Sarcopenia, sarcopenic obesity, frailty, and cachexia have in common skeletal muscle (SM) as a main component of their pathophysiology. The reference method for SM mass measurement is whole-body magnetic resonance imaging (MRI), although dual-energy X-ray absorptiometry (DXA) appendicular lean mass (ALM) serves as an affordable and practical SM surrogate. Empirical equations, developed on relatively small and diverse samples, are now used to predict total body SM from ALM and other covariates; prediction models for extremity SM mass are lacking.
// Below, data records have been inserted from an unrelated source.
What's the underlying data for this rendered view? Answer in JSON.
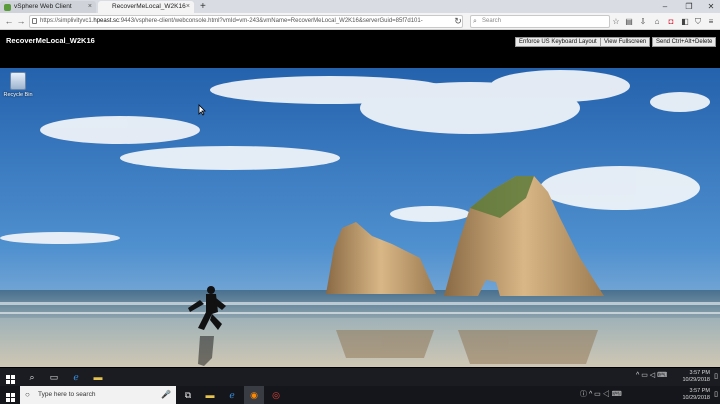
{
  "browser": {
    "tabs": [
      {
        "label": "vSphere Web Client",
        "close": "×"
      },
      {
        "label": "RecoverMeLocal_W2K16",
        "close": "×"
      }
    ],
    "new_tab": "+",
    "window_controls": {
      "minimize": "–",
      "maximize": "❐",
      "close": "✕"
    },
    "nav": {
      "back": "←",
      "forward": "→",
      "reload": "↻",
      "menu": "≡"
    },
    "url": {
      "prefix": "https://simplivityvc1.",
      "host": "hpeast.sc",
      "rest": ":9443/vsphere-client/webconsole.html?vmId=vm-243&vmName=RecoverMeLocal_W2K16&serverGuid=85f7d101-"
    },
    "search_placeholder": "Search",
    "toolbar_icons": [
      "star-icon",
      "reading-list-icon",
      "download-icon",
      "home-icon",
      "pocket-icon",
      "extension-icon"
    ]
  },
  "console": {
    "vm_title": "RecoverMeLocal_W2K16",
    "buttons": {
      "enforce_keyboard": "Enforce US Keyboard Layout",
      "view_fullscreen": "View Fullscreen",
      "send_cad": "Send Ctrl+Alt+Delete"
    }
  },
  "desktop": {
    "recycle_bin_label": "Recycle Bin"
  },
  "taskbar_top": {
    "clock_time": "3:57 PM",
    "clock_date": "10/29/2018"
  },
  "taskbar_bottom": {
    "search_placeholder": "Type here to search",
    "clock_time": "3:57 PM",
    "clock_date": "10/29/2018"
  },
  "colors": {
    "browser_chrome": "#f4f4f4",
    "console_header": "#000000",
    "taskbar": "#1a1c22",
    "sky": "#2b6fb6",
    "sea": "#5f7f97",
    "sand": "#b7b4a6"
  }
}
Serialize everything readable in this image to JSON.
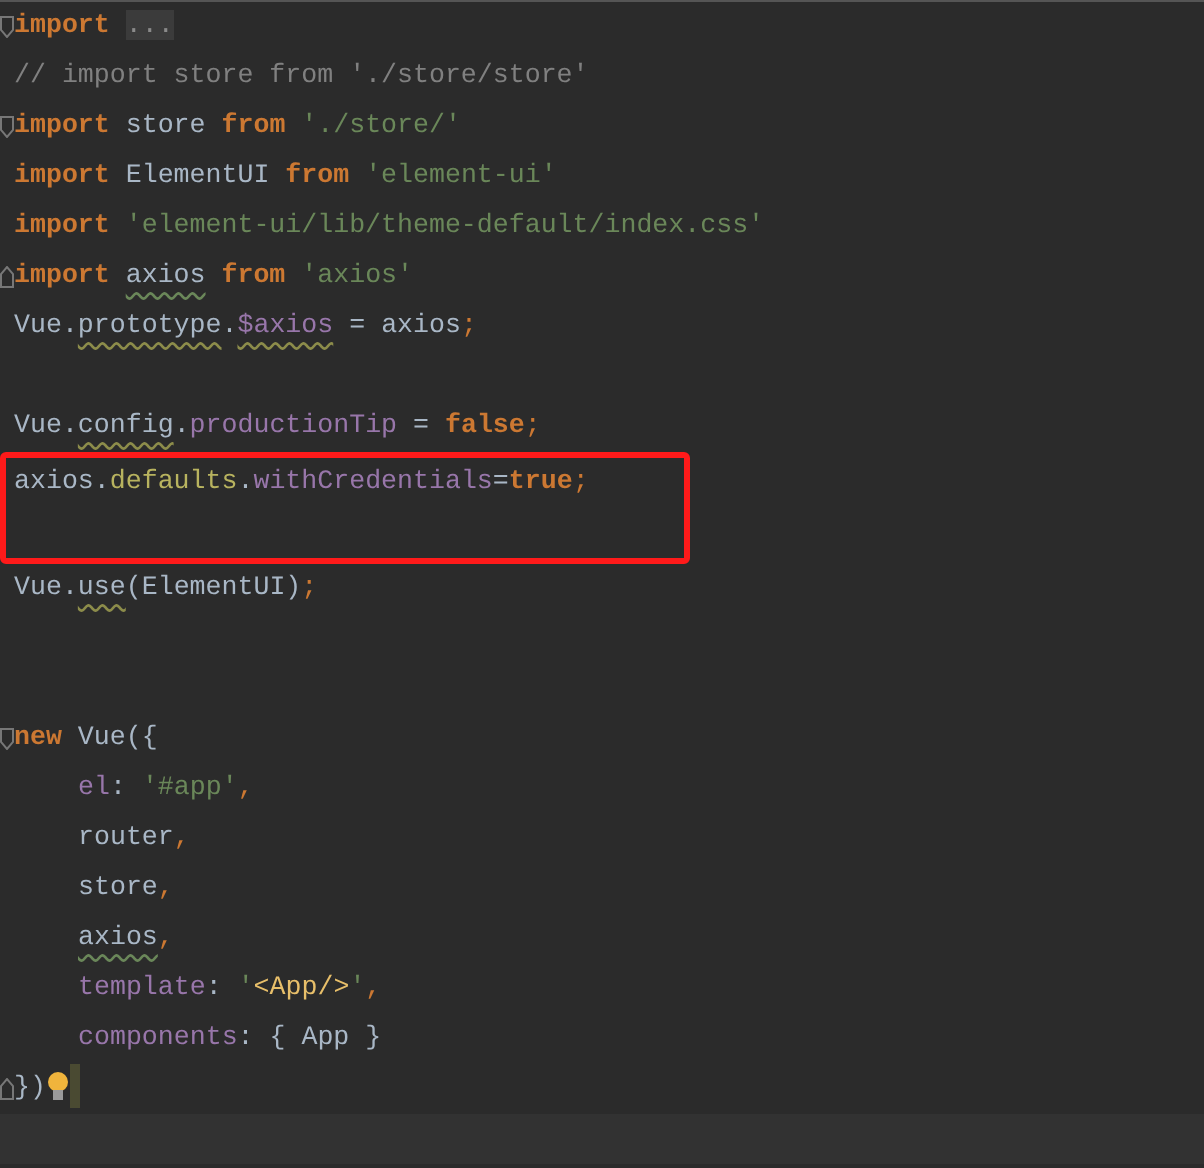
{
  "code_lines": [
    {
      "fold_start": true,
      "tokens": [
        {
          "text": "import ",
          "kind": "keyword"
        },
        {
          "text": "...",
          "kind": "folded"
        }
      ]
    },
    {
      "tokens": [
        {
          "text": "// import store from './store/store'",
          "kind": "comment"
        }
      ]
    },
    {
      "fold_start": true,
      "tokens": [
        {
          "text": "import",
          "kind": "keyword"
        },
        {
          "text": " store ",
          "kind": "plain"
        },
        {
          "text": "from ",
          "kind": "keyword"
        },
        {
          "text": "'./store/'",
          "kind": "string"
        }
      ]
    },
    {
      "tokens": [
        {
          "text": "import",
          "kind": "keyword"
        },
        {
          "text": " ElementUI ",
          "kind": "plain"
        },
        {
          "text": "from ",
          "kind": "keyword"
        },
        {
          "text": "'element-ui'",
          "kind": "string"
        }
      ]
    },
    {
      "tokens": [
        {
          "text": "import ",
          "kind": "keyword"
        },
        {
          "text": "'element-ui/lib/theme-default/index.css'",
          "kind": "string"
        }
      ]
    },
    {
      "fold_end": true,
      "tokens": [
        {
          "text": "import ",
          "kind": "keyword"
        },
        {
          "text": "axios",
          "kind": "plain",
          "typo": true
        },
        {
          "text": " from ",
          "kind": "keyword"
        },
        {
          "text": "'axios'",
          "kind": "string"
        }
      ]
    },
    {
      "tokens": [
        {
          "text": "Vue.",
          "kind": "plain"
        },
        {
          "text": "prototype",
          "kind": "plain",
          "warning": true
        },
        {
          "text": ".",
          "kind": "plain"
        },
        {
          "text": "$axios",
          "kind": "property",
          "warning": true
        },
        {
          "text": " = axios",
          "kind": "plain"
        },
        {
          "text": ";",
          "kind": "punct"
        }
      ]
    },
    {
      "blank": true
    },
    {
      "tokens": [
        {
          "text": "Vue.",
          "kind": "plain"
        },
        {
          "text": "config",
          "kind": "plain",
          "warning": true
        },
        {
          "text": ".",
          "kind": "plain"
        },
        {
          "text": "productionTip",
          "kind": "property"
        },
        {
          "text": " = ",
          "kind": "plain"
        },
        {
          "text": "false",
          "kind": "keyword"
        },
        {
          "text": ";",
          "kind": "punct"
        }
      ]
    },
    {
      "in_box": true,
      "tokens": [
        {
          "text": "axios.",
          "kind": "plain"
        },
        {
          "text": "defaults",
          "kind": "member"
        },
        {
          "text": ".",
          "kind": "plain"
        },
        {
          "text": "withCredentials",
          "kind": "property"
        },
        {
          "text": "=",
          "kind": "plain"
        },
        {
          "text": "true",
          "kind": "keyword"
        },
        {
          "text": ";",
          "kind": "punct"
        }
      ]
    },
    {
      "in_box": true,
      "blank": true
    },
    {
      "tokens": [
        {
          "text": "Vue.",
          "kind": "plain"
        },
        {
          "text": "use",
          "kind": "plain",
          "warning": true
        },
        {
          "text": "(ElementUI)",
          "kind": "plain"
        },
        {
          "text": ";",
          "kind": "punct"
        }
      ]
    },
    {
      "blank": true
    },
    {
      "blank": true
    },
    {
      "fold_start": true,
      "tokens": [
        {
          "text": "new",
          "kind": "keyword"
        },
        {
          "text": " Vue({",
          "kind": "plain"
        }
      ]
    },
    {
      "indent": true,
      "tokens": [
        {
          "text": "el",
          "kind": "property"
        },
        {
          "text": ": ",
          "kind": "plain"
        },
        {
          "text": "'#app'",
          "kind": "string"
        },
        {
          "text": ",",
          "kind": "punct"
        }
      ]
    },
    {
      "indent": true,
      "tokens": [
        {
          "text": "router",
          "kind": "plain"
        },
        {
          "text": ",",
          "kind": "punct"
        }
      ]
    },
    {
      "indent": true,
      "tokens": [
        {
          "text": "store",
          "kind": "plain"
        },
        {
          "text": ",",
          "kind": "punct"
        }
      ]
    },
    {
      "indent": true,
      "tokens": [
        {
          "text": "axios",
          "kind": "plain",
          "typo": true
        },
        {
          "text": ",",
          "kind": "punct"
        }
      ]
    },
    {
      "indent": true,
      "tokens": [
        {
          "text": "template",
          "kind": "property"
        },
        {
          "text": ": ",
          "kind": "plain"
        },
        {
          "text": "'",
          "kind": "string"
        },
        {
          "text": "<App/>",
          "kind": "tag"
        },
        {
          "text": "'",
          "kind": "string"
        },
        {
          "text": ",",
          "kind": "punct"
        }
      ]
    },
    {
      "indent": true,
      "tokens": [
        {
          "text": "components",
          "kind": "property"
        },
        {
          "text": ": { App }",
          "kind": "plain"
        }
      ]
    },
    {
      "fold_end": true,
      "bulb": true,
      "tokens": [
        {
          "text": "})",
          "kind": "plain"
        }
      ]
    },
    {
      "current": true
    }
  ]
}
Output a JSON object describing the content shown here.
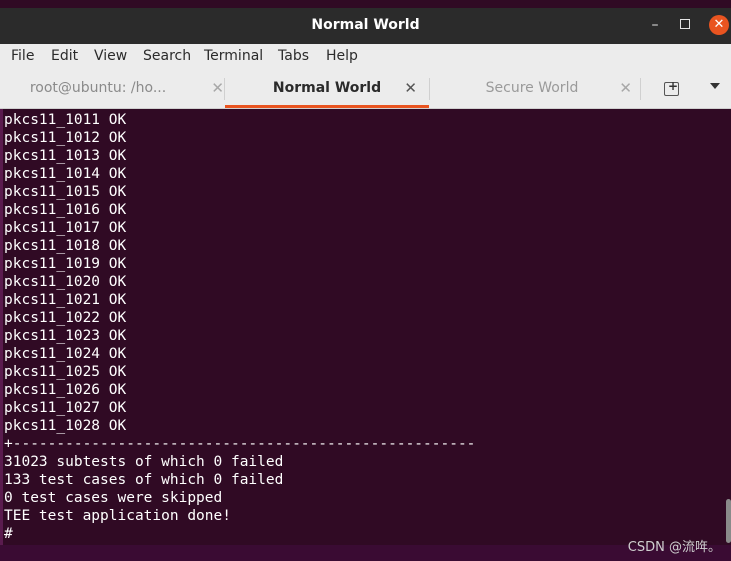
{
  "window": {
    "title": "Normal World",
    "minimize_glyph": "–",
    "close_glyph": "✕"
  },
  "menu": [
    "File",
    "Edit",
    "View",
    "Search",
    "Terminal",
    "Tabs",
    "Help"
  ],
  "tabs": [
    {
      "label": "root@ubuntu: /ho...",
      "active": false
    },
    {
      "label": "Normal World",
      "active": true
    },
    {
      "label": "Secure World",
      "active": false
    }
  ],
  "tab_close_glyph": "✕",
  "terminal_lines": [
    "pkcs11_1011 OK",
    "pkcs11_1012 OK",
    "pkcs11_1013 OK",
    "pkcs11_1014 OK",
    "pkcs11_1015 OK",
    "pkcs11_1016 OK",
    "pkcs11_1017 OK",
    "pkcs11_1018 OK",
    "pkcs11_1019 OK",
    "pkcs11_1020 OK",
    "pkcs11_1021 OK",
    "pkcs11_1022 OK",
    "pkcs11_1023 OK",
    "pkcs11_1024 OK",
    "pkcs11_1025 OK",
    "pkcs11_1026 OK",
    "pkcs11_1027 OK",
    "pkcs11_1028 OK",
    "+-----------------------------------------------------",
    "31023 subtests of which 0 failed",
    "133 test cases of which 0 failed",
    "0 test cases were skipped",
    "TEE test application done!",
    "#"
  ],
  "watermark": "CSDN @流哖。",
  "colors": {
    "terminal_bg": "#300a24",
    "accent": "#e95420",
    "terminal_fg": "#ffffff"
  }
}
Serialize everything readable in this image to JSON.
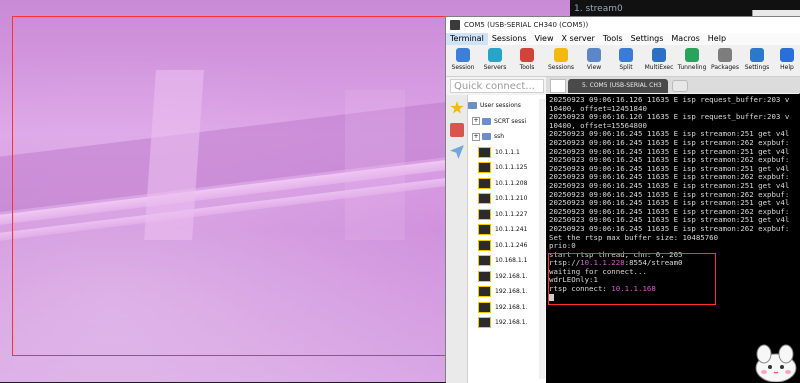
{
  "background": {
    "stream_tab_label": "1. stream0"
  },
  "window": {
    "title": "COM5  (USB-SERIAL CH340 (COM5))",
    "menu": [
      "Terminal",
      "Sessions",
      "View",
      "X server",
      "Tools",
      "Settings",
      "Macros",
      "Help"
    ],
    "toolbar": [
      {
        "label": "Session",
        "icon": "session-icon",
        "color": "#3d7fd8"
      },
      {
        "label": "Servers",
        "icon": "servers-icon",
        "color": "#2aa3c9"
      },
      {
        "label": "Tools",
        "icon": "tools-icon",
        "color": "#d0453a"
      },
      {
        "label": "Sessions",
        "icon": "star-icon",
        "color": "#f2b90f"
      },
      {
        "label": "View",
        "icon": "view-icon",
        "color": "#5b86c9"
      },
      {
        "label": "Split",
        "icon": "split-icon",
        "color": "#3a7bd5"
      },
      {
        "label": "MultiExec",
        "icon": "multiexec-icon",
        "color": "#2f6fc2"
      },
      {
        "label": "Tunneling",
        "icon": "tunneling-icon",
        "color": "#29a35b"
      },
      {
        "label": "Packages",
        "icon": "packages-icon",
        "color": "#7d7d7d"
      },
      {
        "label": "Settings",
        "icon": "gear-icon",
        "color": "#2d78c9"
      },
      {
        "label": "Help",
        "icon": "help-icon",
        "color": "#2a6fd8"
      }
    ],
    "quick_connect_placeholder": "Quick connect..."
  },
  "sidebar": {
    "tree": [
      {
        "type": "root",
        "label": "User sessions"
      },
      {
        "type": "folder",
        "label": "SCRT sessi"
      },
      {
        "type": "folder",
        "label": "ssh"
      },
      {
        "type": "session",
        "label": "10.1.1.1"
      },
      {
        "type": "session",
        "label": "10.1.1.125"
      },
      {
        "type": "session",
        "label": "10.1.1.208"
      },
      {
        "type": "session",
        "label": "10.1.1.210"
      },
      {
        "type": "session",
        "label": "10.1.1.227"
      },
      {
        "type": "session",
        "label": "10.1.1.241"
      },
      {
        "type": "session",
        "label": "10.1.1.246"
      },
      {
        "type": "session",
        "label": "10.168.1.1"
      },
      {
        "type": "session",
        "label": "192.168.1."
      },
      {
        "type": "session",
        "label": "192.168.1."
      },
      {
        "type": "session",
        "label": "192.168.1."
      },
      {
        "type": "session",
        "label": "192.168.1."
      }
    ]
  },
  "tabs": {
    "active_tab": "5. COM5  (USB-SERIAL CH3"
  },
  "terminal": {
    "lines": [
      "20250923 09:06:16.126 11635 E isp request_buffer:203 v",
      "10400, offset=12451840",
      "20250923 09:06:16.126 11635 E isp request_buffer:203 v",
      "10400, offset=15564800",
      "20250923 09:06:16.245 11635 E isp streamon:251 get v4l",
      "20250923 09:06:16.245 11635 E isp streamon:262 expbuf:",
      "20250923 09:06:16.245 11635 E isp streamon:251 get v4l",
      "20250923 09:06:16.245 11635 E isp streamon:262 expbuf:",
      "20250923 09:06:16.245 11635 E isp streamon:251 get v4l",
      "20250923 09:06:16.245 11635 E isp streamon:262 expbuf:",
      "20250923 09:06:16.245 11635 E isp streamon:251 get v4l",
      "20250923 09:06:16.245 11635 E isp streamon:262 expbuf:",
      "20250923 09:06:16.245 11635 E isp streamon:251 get v4l",
      "20250923 09:06:16.245 11635 E isp streamon:262 expbuf:",
      "20250923 09:06:16.245 11635 E isp streamon:251 get v4l",
      "20250923 09:06:16.245 11635 E isp streamon:262 expbuf:",
      "Set the rtsp max buffer size: 10485760",
      "prio:0"
    ],
    "highlight": {
      "line1": "start rtsp thread, chn: 0, 265",
      "rtsp_prefix": "rtsp://",
      "rtsp_ip": "10.1.1.228",
      "rtsp_suffix": ":8554/stream0",
      "line3": "waiting for connect...",
      "line4": "wdrLEOnly:1",
      "connect_prefix": "rtsp connect: ",
      "connect_ip": "10.1.1.168"
    }
  },
  "colors": {
    "highlight_ip": "#d35bd3",
    "annotation_box": "#ff3030"
  }
}
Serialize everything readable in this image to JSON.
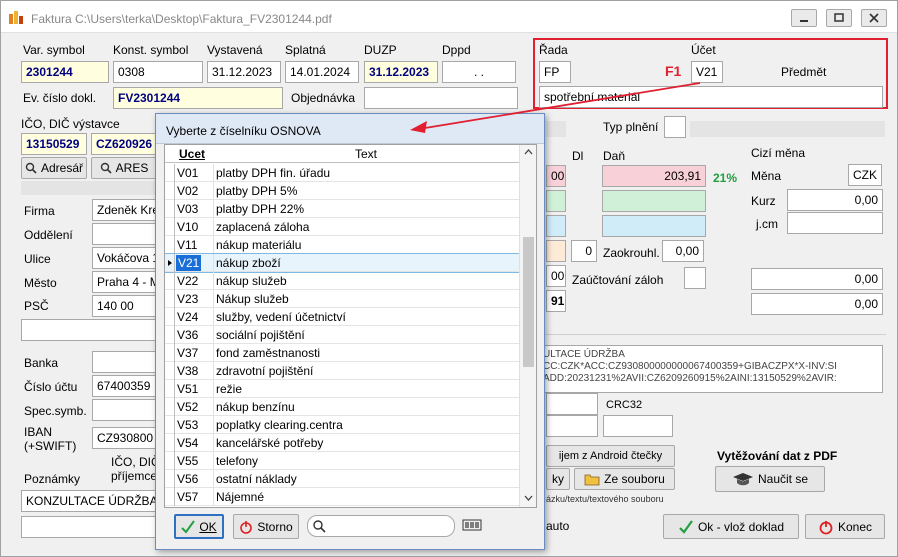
{
  "window": {
    "title": "Faktura C:\\Users\\terka\\Desktop\\Faktura_FV2301244.pdf"
  },
  "header": {
    "var_symbol_label": "Var. symbol",
    "var_symbol": "2301244",
    "konst_symbol_label": "Konst. symbol",
    "konst_symbol": "0308",
    "vystavena_label": "Vystavená",
    "vystavena": "31.12.2023",
    "splatna_label": "Splatná",
    "splatna": "14.01.2024",
    "duzp_label": "DUZP",
    "duzp": "31.12.2023",
    "dppd_label": "Dppd",
    "dppd": ". .",
    "ev_cislo_label": "Ev. číslo dokl.",
    "ev_cislo": "FV2301244",
    "objednavka_label": "Objednávka",
    "objednavka": ""
  },
  "rada_box": {
    "rada_label": "Řada",
    "rada": "FP",
    "ucet_label": "Účet",
    "ucet": "V21",
    "predmet_label": "Předmět",
    "f1_label": "F1",
    "predmet": "spotřební materiál"
  },
  "supplier": {
    "ico_dic_label": "IČO, DIČ výstavce",
    "ico": "13150529",
    "dic": "CZ620926",
    "adresar_btn": "Adresář",
    "ares_btn": "ARES",
    "firma_label": "Firma",
    "firma": "Zdeněk Kre",
    "oddeleni_label": "Oddělení",
    "ulice_label": "Ulice",
    "ulice": "Vokáčova 1",
    "mesto_label": "Město",
    "mesto": "Praha 4 - M",
    "psc_label": "PSČ",
    "psc": "140 00",
    "banka_label": "Banka",
    "cislo_uctu_label": "Číslo účtu",
    "cislo_uctu": "67400359",
    "spec_symb_label": "Spec.symb.",
    "iban_label": "IBAN\n(+SWIFT)",
    "iban": "CZ930800",
    "poznamky_label": "Poznámky",
    "ico_dic_prijemce": "IČO, DIČ\npříjemce",
    "poznamky": "KONZULTACE ÚDRŽBA"
  },
  "right_panel": {
    "typ_plneni_label": "Typ plnění",
    "dl_label": "Dl",
    "dan_label": "Daň",
    "dan_value": "203,91",
    "dan_pct": "21%",
    "left_val_1": "00",
    "zaokrouhl_label": "Zaokrouhl.",
    "zaokrouhl_value": "0,00",
    "dl_value": "0",
    "zauctovani_label": "Zaúčtování záloh",
    "left_val_2": "00",
    "left_val_3": "91",
    "cizi_mena_label": "Cizí měna",
    "mena_label": "Měna",
    "mena": "CZK",
    "kurz_label": "Kurz",
    "kurz": "0,00",
    "jcm_label": "j.cm",
    "total_1": "0,00",
    "total_2": "0,00",
    "qr_text_1": "ULTACE ÚDRŽBA",
    "qr_text_2": "CC:CZK*ACC:CZ930800000000067400359+GIBACZPX*X-INV:SI",
    "qr_text_3": "ADD:20231231%2AVII:CZ6209260915%2AINI:13150529%2AVIR:",
    "crc32_label": "CRC32",
    "android_btn": "ijem z Android čtečky",
    "ky_btn": "ky",
    "ze_souboru_btn": "Ze souboru",
    "soubor_note": "ázku/textu/textového souboru",
    "vytezovani_label": "Vytěžování dat z PDF",
    "naucit_btn": "Naučit se",
    "auto_label": "auto",
    "ok_vloz_btn": "Ok - vlož doklad",
    "konec_btn": "Konec"
  },
  "dialog": {
    "title": "Vyberte z číselníku OSNOVA",
    "col_ucet": "Ucet",
    "col_text": "Text",
    "ok_btn": "OK",
    "storno_btn": "Storno",
    "search_value": "",
    "rows": [
      {
        "k": "V01",
        "v": "platby DPH fin. úřadu"
      },
      {
        "k": "V02",
        "v": "platby DPH  5%"
      },
      {
        "k": "V03",
        "v": "platby DPH 22%"
      },
      {
        "k": "V10",
        "v": "zaplacená záloha"
      },
      {
        "k": "V11",
        "v": "nákup materiálu"
      },
      {
        "k": "V21",
        "v": "nákup zboží"
      },
      {
        "k": "V22",
        "v": "nákup služeb"
      },
      {
        "k": "V23",
        "v": "Nákup služeb"
      },
      {
        "k": "V24",
        "v": "služby, vedení účetnictví"
      },
      {
        "k": "V36",
        "v": "sociální pojištění"
      },
      {
        "k": "V37",
        "v": "fond zaměstnanosti"
      },
      {
        "k": "V38",
        "v": "zdravotní pojištění"
      },
      {
        "k": "V51",
        "v": "režie"
      },
      {
        "k": "V52",
        "v": "nákup benzínu"
      },
      {
        "k": "V53",
        "v": "poplatky clearing.centra"
      },
      {
        "k": "V54",
        "v": "kancelářské potřeby"
      },
      {
        "k": "V55",
        "v": "telefony"
      },
      {
        "k": "V56",
        "v": "ostatní náklady"
      },
      {
        "k": "V57",
        "v": "Nájemné"
      }
    ],
    "selected_index": 5
  },
  "colors": {
    "accent_red": "#e02030",
    "selection_blue": "#1a6fd6",
    "pink": "#f8d0d8",
    "green": "#d0f0d8",
    "light_blue": "#d0ecf8",
    "yellow": "#ffffe0"
  }
}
The aim of the current study was to develop and validate total body, arm, and leg SM mass prediction equations based on a large sample (N = 475) of adults evaluated with whole-body MRI and DXA for SM and ALM, respectively. Initial models were fit using ordinary least squares stepwise selection procedures; covariates beyond extremity lean mass made only small contributions to the final models that were developed using Deming regression. All three developed final models (total, arm, and leg) had high R 2 s (0.88–0.93; all p < 0.001) and small root-mean square errors (1.74, 0.41, and 0.95 kg) with no bias in the validation sample (N = 95). The new total body SM prediction model (SM = 1.12 × ALM – 0.63) showed good performance, with some bias, against previously reported DXA-ALM prediction models. These new total body and extremity SM prediction models, developed and validated in a large sample, afford an important and practical opportunity to evaluate SM mass in research and clinical settings.